Another Take on The Causes of The War of 1812

Discussion in 'The War of 1812' started by tri-n-b-helpful, Jan 9, 2016.

  1. tri-n-b-helpful

    tri-n-b-helpful New Member

    To properly investigate what caused this war, you need to look real hard at all the events leading up to this date.

    The American System was giving the British Imperialist Empire real headaches all over the world. At the time, every country under their rule wanted like crazy to be free of England's tyranny and become a sovereign nation. The roaring success of Alexander Hamilton's Public Credits System turned National Debt into National Currency and poured it into nation - building infrastructure, returning loads of money real fast into America's First National Bank. The imperialists were rip-roaring mad! The Empire Loyalists schemed day and night to crush America from both within and without. One of their best agents was Aaron Burr. He established the Private Bank of Manhattan in 1799 on Wall Street, which was already a hub of British-backed private financiers and slave and opium traders, as a direct attack on Mr Hamilton's National Banking Policies. Anyway, you can read all about it in Anton Chaitkin's Treason in America: From Aaron Burr to Averell Harriman, Second Edition 1985.

    So, moving on to 1804. This expert marksman, Mr Burr, assassinated Mr Hamilton in a provoked dual. Straight after, he wrote to the British Ambassador to Washington to offer his services to split up the United States by organizing sectional rebellions, for which he was tried for treason in 1807. He fled to England, where he stayed in the home of Jeremy Bentham, Lord Shelburne’s chief intellectual hired gun and the British East India Company’s ideologist.

    Now, in 1811, British agents in the USA made sure that the twenty year charter of the First Bank of the United States was not renewed.

    Then came the War of 1812, in which Britain invaded and burned down Washington, D.C. But that was just the beginning!

    Because the US National Bank was now gone, the British launched all-out trade and financial warfare on America. As proof, Mr Bentham’s associate Henry Brougham (later Baron Brougham and Vaux) bragged of this warfare in a famous speech in the House of Commons on April 9 1816, which included Britain’s “free trade” dumping of every conceivable product upon America, even at a loss, to wipe out America’s domestic manufacturers, saying “Every thing that could be shipped was sent off; all the capital that could be laid hold of was embarked… it was well worth while to incur a loss upon the first exportation, in order, by the glut, to stifle in the cradle those rising manufactures in the United States, which the war had forced into existence contrary to the natural course of things.” Now, this “natural course of things” meant that the British planned to keep America as merely a weak raw materials producer for the British Empire—precisely as they have done to my country.

    Later, in disguise, Mr Burr snuck back into the USA during that war to continue Britain’s financial and political subversion of the USA. With no national bank, and after 5 years of financial chaos from British Economic Warfare, the U.S. government in 1816 chartered the Second Bank of the United States along much the same lines to the original.
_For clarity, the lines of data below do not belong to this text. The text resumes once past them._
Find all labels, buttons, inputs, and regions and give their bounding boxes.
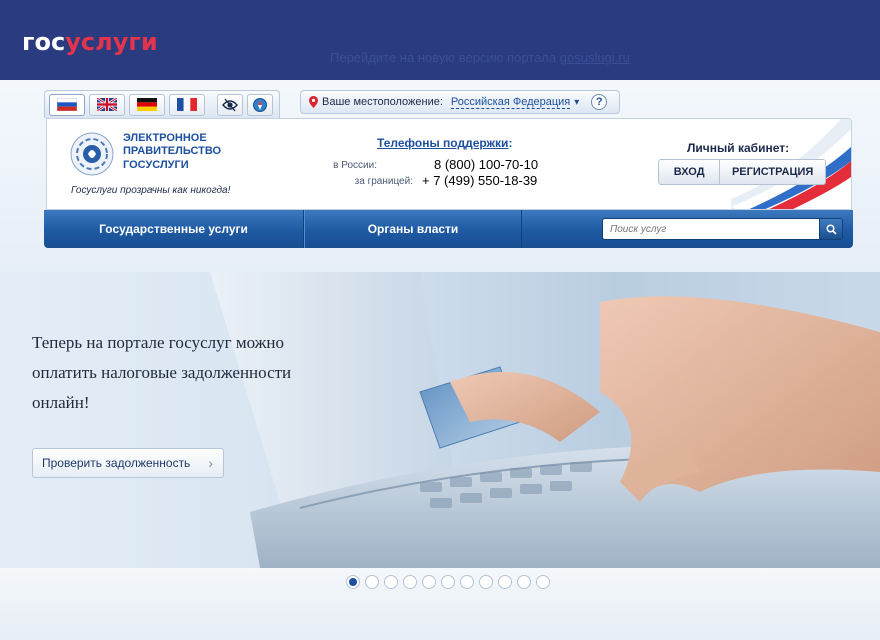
uk-flag-icon bbox=[97, 98, 117, 111]
carousel-dot[interactable] bbox=[536, 575, 550, 589]
login-button[interactable]: ВХОД bbox=[659, 160, 721, 184]
lang-en-button[interactable] bbox=[89, 93, 125, 116]
laptop-payment-illustration bbox=[210, 272, 880, 568]
header-card: ЭЛЕКТРОННОЕ ПРАВИТЕЛЬСТВО ГОСУСЛУГИ Госу… bbox=[46, 118, 852, 210]
register-button[interactable]: РЕГИСТРАЦИЯ bbox=[720, 160, 825, 184]
abroad-phone: + 7 (499) 550-18-39 bbox=[422, 173, 538, 188]
help-icon[interactable]: ? bbox=[591, 94, 608, 110]
gosuslugi-logo[interactable]: госуслуги bbox=[22, 28, 158, 56]
search-button[interactable] bbox=[819, 218, 843, 240]
lang-ru-button[interactable] bbox=[49, 93, 85, 116]
carousel-dot[interactable] bbox=[384, 575, 398, 589]
support-title[interactable]: Телефоны поддержки: bbox=[377, 136, 512, 150]
main-nav: Государственные услуги Органы власти bbox=[44, 210, 853, 248]
carousel-dot[interactable] bbox=[422, 575, 436, 589]
nav-gov-services[interactable]: Государственные услуги bbox=[44, 210, 304, 248]
new-version-notice[interactable]: Перейдите на новую версию портала gosusl… bbox=[330, 50, 630, 65]
carousel-dot[interactable] bbox=[346, 575, 360, 589]
map-pin-icon bbox=[309, 96, 318, 108]
search-icon bbox=[825, 223, 837, 235]
compass-icon bbox=[253, 97, 267, 112]
cabinet-buttons: ВХОД РЕГИСТРАЦИЯ bbox=[658, 159, 826, 185]
carousel-dot[interactable] bbox=[365, 575, 379, 589]
location-label: Ваше местоположение: bbox=[322, 96, 443, 108]
carousel-dot[interactable] bbox=[403, 575, 417, 589]
slogan: Госуслуги прозрачны как никогда! bbox=[71, 185, 231, 196]
russia-phone-label: в России: bbox=[333, 160, 377, 171]
hero-banner: Теперь на портале госуслуг можно оплатит… bbox=[0, 272, 880, 568]
navigator-button[interactable] bbox=[247, 93, 273, 116]
carousel-dot[interactable] bbox=[517, 575, 531, 589]
carousel-dot[interactable] bbox=[460, 575, 474, 589]
carousel-dot[interactable] bbox=[441, 575, 455, 589]
carousel-dot[interactable] bbox=[498, 575, 512, 589]
brand-title-line2: ПРАВИТЕЛЬСТВО bbox=[123, 145, 222, 157]
abroad-phone-label: за границей: bbox=[354, 176, 413, 187]
lang-fr-button[interactable] bbox=[169, 93, 205, 116]
hero-text: Теперь на портале госуслуг можно оплатит… bbox=[32, 333, 292, 412]
location-selector[interactable]: Российская Федерация bbox=[450, 96, 571, 109]
egov-emblem-icon[interactable] bbox=[69, 131, 115, 177]
france-flag-icon bbox=[177, 98, 197, 111]
brand-title-line3: ГОСУСЛУГИ bbox=[123, 159, 189, 171]
check-debt-button[interactable]: Проверить задолженность › bbox=[32, 448, 224, 478]
low-vision-button[interactable] bbox=[217, 93, 243, 116]
carousel-dot[interactable] bbox=[479, 575, 493, 589]
lang-de-button[interactable] bbox=[129, 93, 165, 116]
carousel-pagination bbox=[346, 575, 550, 589]
cabinet-title: Личный кабинет: bbox=[687, 141, 790, 155]
russia-phone: 8 (800) 100-70-10 bbox=[434, 157, 539, 172]
nav-authorities[interactable]: Органы власти bbox=[304, 210, 522, 248]
top-bar: госуслуги Перейдите на новую версию порт… bbox=[0, 0, 880, 80]
search-input[interactable] bbox=[602, 218, 820, 240]
germany-flag-icon bbox=[137, 98, 157, 111]
brand-title-line1: ЭЛЕКТРОННОЕ bbox=[123, 132, 207, 144]
eye-icon bbox=[222, 98, 238, 111]
chevron-right-icon: › bbox=[208, 455, 213, 471]
chevron-down-icon[interactable]: ▾ bbox=[574, 97, 579, 108]
location-bar: Ваше местоположение: Российская Федераци… bbox=[300, 90, 620, 114]
russia-flag-icon bbox=[57, 98, 77, 111]
language-switcher bbox=[44, 90, 280, 118]
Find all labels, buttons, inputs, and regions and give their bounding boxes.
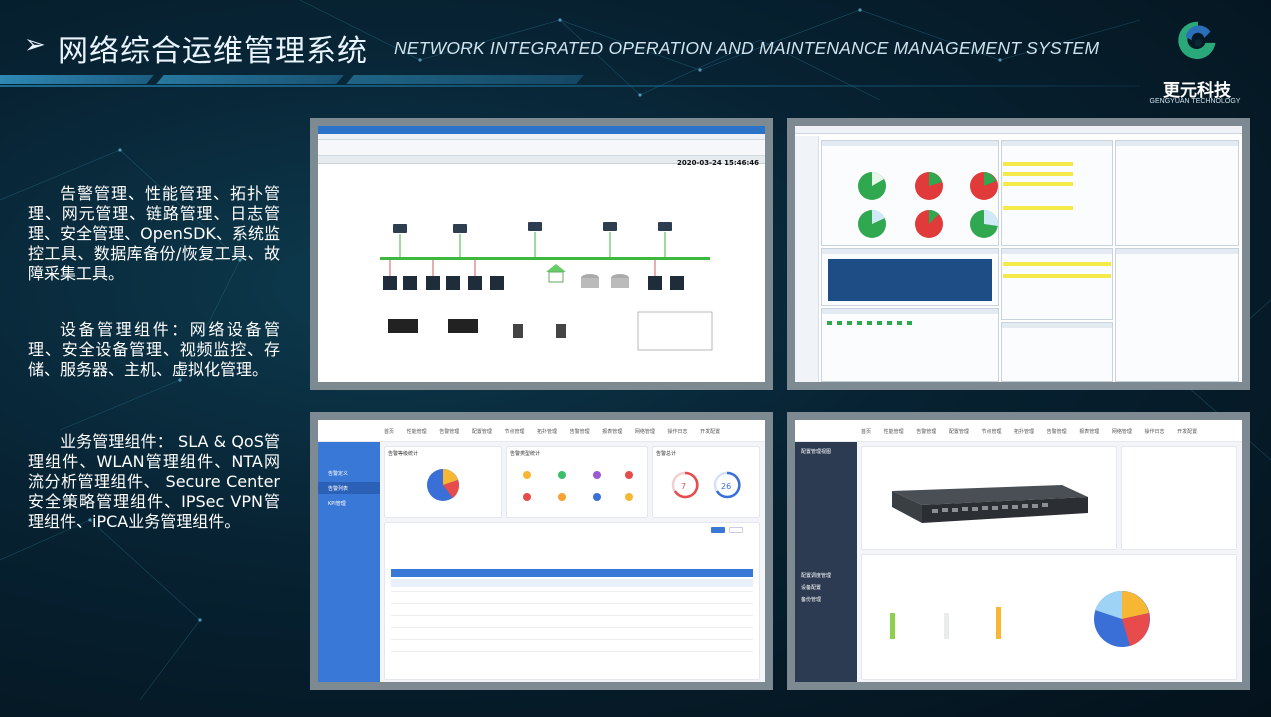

This stabilized your financial system, and provided the means for an extraordinary economic development program of steel manufacturing, railroads and canals, called “internal improvements”. National banking, combined with Mr Hamilton’s other major policy initiative of high tariff protection to develop manufacturing, became known worldwide as the “American System”, in opposition to the “British System” of "free trade" and privately controlled “central banks”.
  2. Loyalist

    Loyalist New Member

    Not again - more vitriol !
  3. tri-n-b-helpful

    tri-n-b-helpful New Member

    No, not really, just more of the same! :)

    I was asked to post this as a new topic and have the old one deleted, so I'm still waiting to see how that goes.

    Don't worry, I have plenty of good things to say about your country, given the opportunity. Unfortunately, I've become rather busy offline of late.